His journey was incredible, from very humble beginnings and leaving school at 13, to achieving engineering excellence and inventing systems later used all over the world to reline lateral pipes robotically without having to dig them up. Several patents came out of this and it was a source of not only bursting pride but also deep admiration for his humour that one of these patents was colloquially referred to as the ‘Tweedie Willy’, as the operator had to stand over the system to operate what was essentially a giant condom which would inflate and then go down the pipe. What a legend.

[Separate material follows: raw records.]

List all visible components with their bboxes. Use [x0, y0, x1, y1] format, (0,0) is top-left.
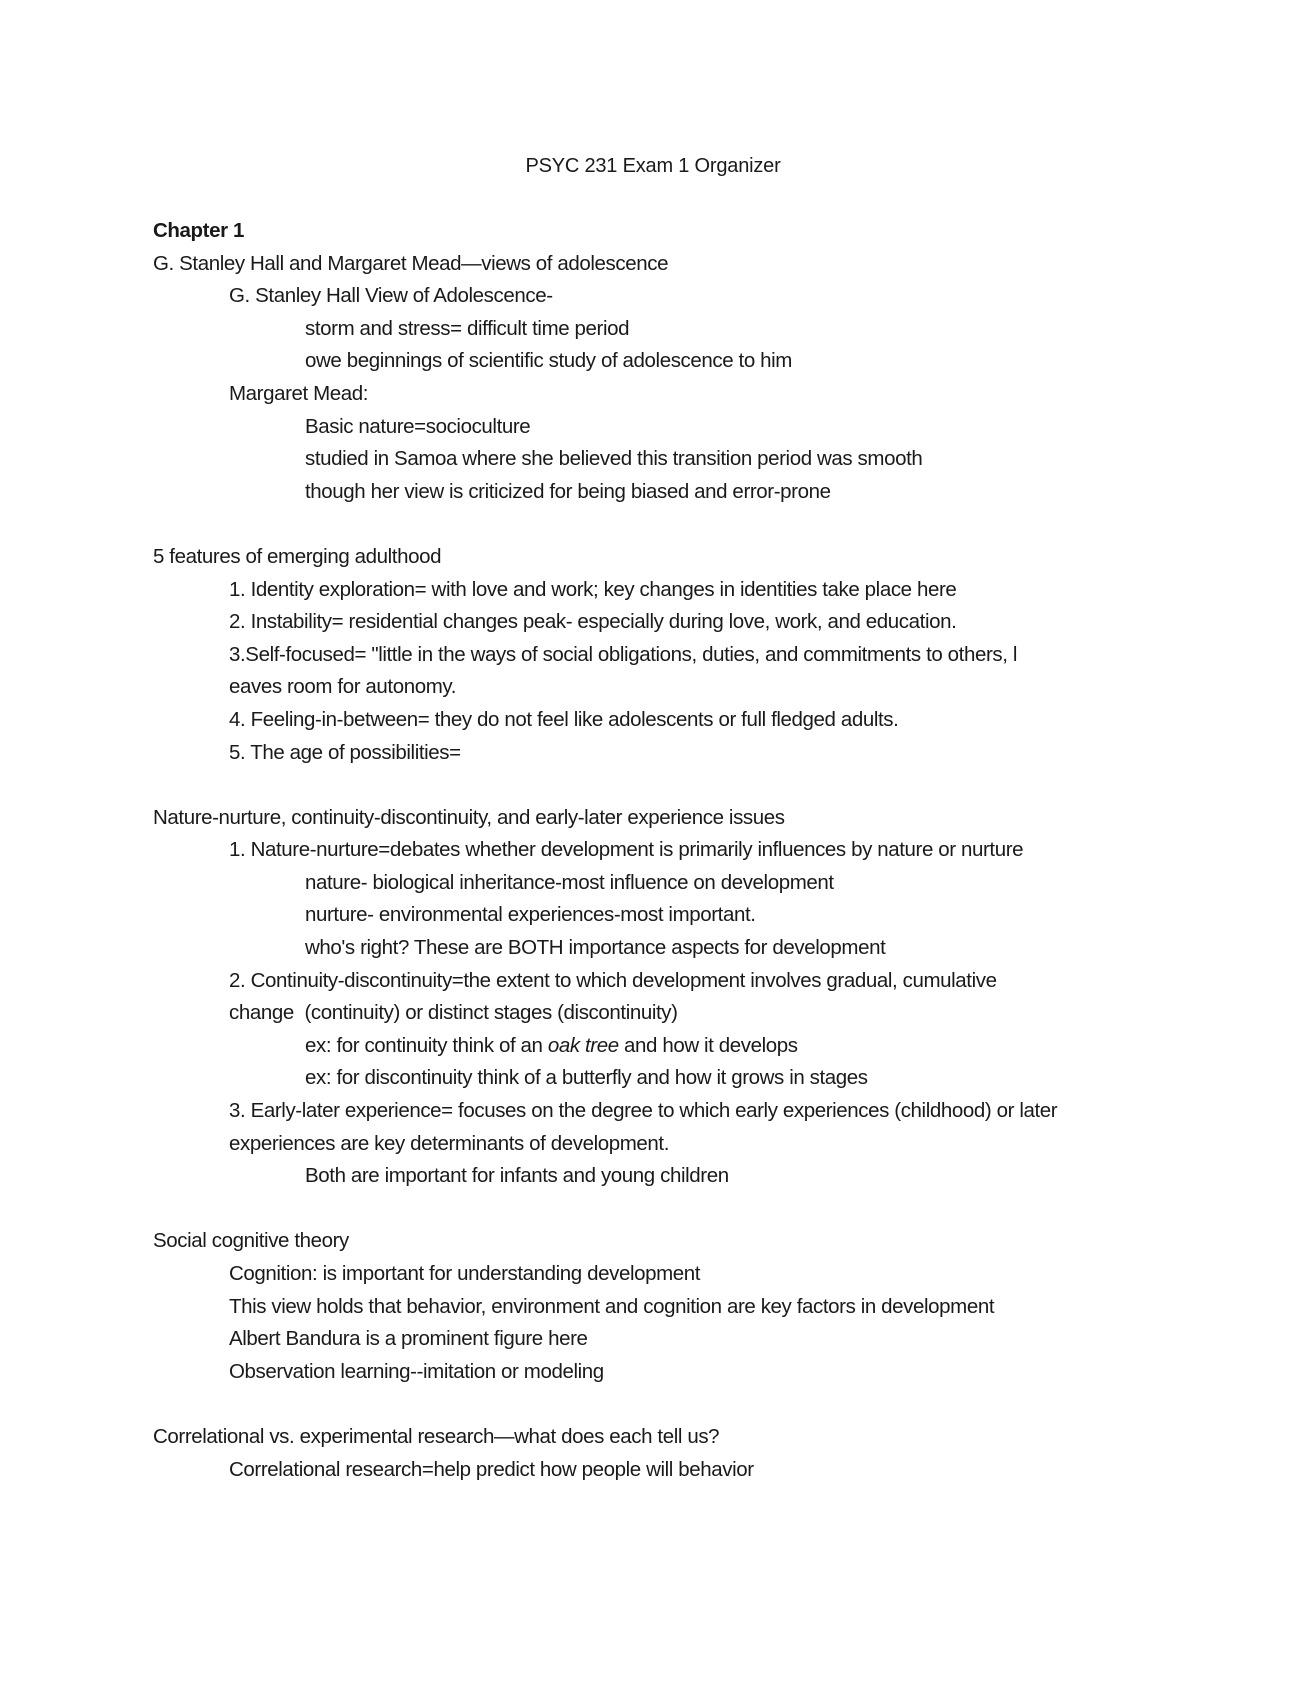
hall-point: owe beginnings of scientific study of adolescence to him	[305, 349, 792, 373]
issue-subpoint: nature- biological inheritance-most influence on development	[305, 870, 834, 894]
theory-point: This view holds that behavior, environment and cognition are key factors in development	[229, 1294, 995, 1318]
section-heading-emerging-adulthood: 5 features of emerging adulthood	[153, 544, 442, 568]
section-heading-hall-mead: G. Stanley Hall and Margaret Mead—views of adolescence	[153, 251, 669, 275]
feature-item: 2. Instability= residential changes peak- especially during love, work, and education.	[229, 610, 957, 634]
example-text: and how it develops	[618, 1033, 798, 1057]
issue-subpoint: ex: for discontinuity think of a butterfly and how it grows in stages	[305, 1066, 868, 1090]
theory-point: Cognition: is important for understanding development	[229, 1262, 701, 1285]
theory-point: Albert Bandura is a prominent figure here	[229, 1327, 588, 1351]
mead-point: Basic nature=socioculture	[305, 414, 531, 438]
feature-item: 1. Identity exploration= with love and work; key changes in identities take place here	[229, 577, 957, 601]
research-point: Correlational research=help predict how people will behavior	[229, 1457, 754, 1481]
mead-point: studied in Samoa where she believed this transition period was smooth	[305, 447, 923, 471]
example-emphasis: oak tree	[547, 1033, 619, 1057]
issue-item: 1. Nature-nurture=debates whether development is primarily influences by nature or nurture	[229, 838, 1024, 862]
theory-point: Observation learning--imitation or modeling	[229, 1359, 604, 1383]
document-body	[153, 215, 1153, 1486]
paragraph-gap	[153, 1193, 1153, 1226]
paragraph-gap	[153, 508, 1153, 541]
issue-subpoint	[153, 1030, 1153, 1063]
feature-item: 3.Self-focused= "little in the ways of social obligations, duties, and commitments to others, l	[229, 642, 1017, 666]
issue-item: 3. Early-later experience= focuses on the degree to which early experiences (childhood) or later	[229, 1099, 1058, 1123]
issue-item-continued: change (continuity) or distinct stages (discontinuity)	[229, 1001, 678, 1025]
mead-point: though her view is criticized for being biased and error-prone	[305, 479, 831, 503]
issue-subpoint: who's right? These are BOTH importance aspects for development	[305, 936, 886, 960]
issue-subpoint: Both are important for infants and young children	[305, 1164, 729, 1188]
issue-item-continued: experiences are key determinants of development.	[229, 1131, 670, 1155]
mead-label: Margaret Mead:	[229, 381, 369, 405]
feature-item: 4. Feeling-in-between= they do not feel like adolescents or full fledged adults.	[229, 707, 899, 731]
section-heading-research: Correlational vs. experimental research—what does each tell us?	[153, 1424, 720, 1448]
section-heading-issues: Nature-nurture, continuity-discontinuity, and early-later experience issues	[153, 805, 785, 829]
chapter-heading: Chapter 1	[153, 219, 244, 242]
hall-label: G. Stanley Hall View of Adolescence-	[229, 284, 553, 308]
example-text: ex: for continuity think of an	[305, 1033, 548, 1057]
paragraph-gap	[153, 1388, 1153, 1421]
hall-point: storm and stress= difficult time period	[305, 316, 630, 340]
feature-item-continued: eaves room for autonomy.	[229, 675, 457, 699]
paragraph-gap	[153, 769, 1153, 802]
feature-item: 5. The age of possibilities=	[229, 740, 461, 764]
page-title: PSYC 231 Exam 1 Organizer	[525, 155, 781, 177]
issue-item: 2. Continuity-discontinuity=the extent to which development involves gradual, cumulative	[229, 968, 997, 992]
issue-subpoint: nurture- environmental experiences-most important.	[305, 903, 756, 927]
section-heading-social-cognitive: Social cognitive theory	[153, 1229, 349, 1253]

He did dangerous jobs all his life and lost a number of colleagues on the way. One incident saw him single handedly retrieve the bodies of two men drowned in a flooded pipe after it was decided after a risk assessment by authorities that it was too dangerous – that absolutely was the mark of the man, and this selflessness in the face of anything at all permeated all aspects of his life.
My dad was lucky enough to meet his match in adventurous spirit in Andi in 2012 and went on a Lonely Planet round the world trip, opting for the least comfortable option of really roughing it, backpacking everywhere and staying with families along the way rather than hotels. Something that fascinated him was the human ability to create something from little, against the odds, despite the pain. He saw this in the architecture and the people he encountered. He watched for hours in China, as over the road from them, a hundred or so men with no machinery and no safety gear worked high up, rapidly adding levels to a new building. He told of a man older than him, pain etched into his face, climbing high in trees to fetch Pineapples, just getting on with it.
A book that my brother and I got him about 30 years ago – ‘Deep Time’ by David Darling fascinated him and came up frequently in his thinking, right to the end. It followed a single sub-atomic particle that is at one point part of a person, and then a little later, part of a space station. If energy is preserved, where does the sum of our experience and learning go? Well, dad, your energy will resonate forever with us.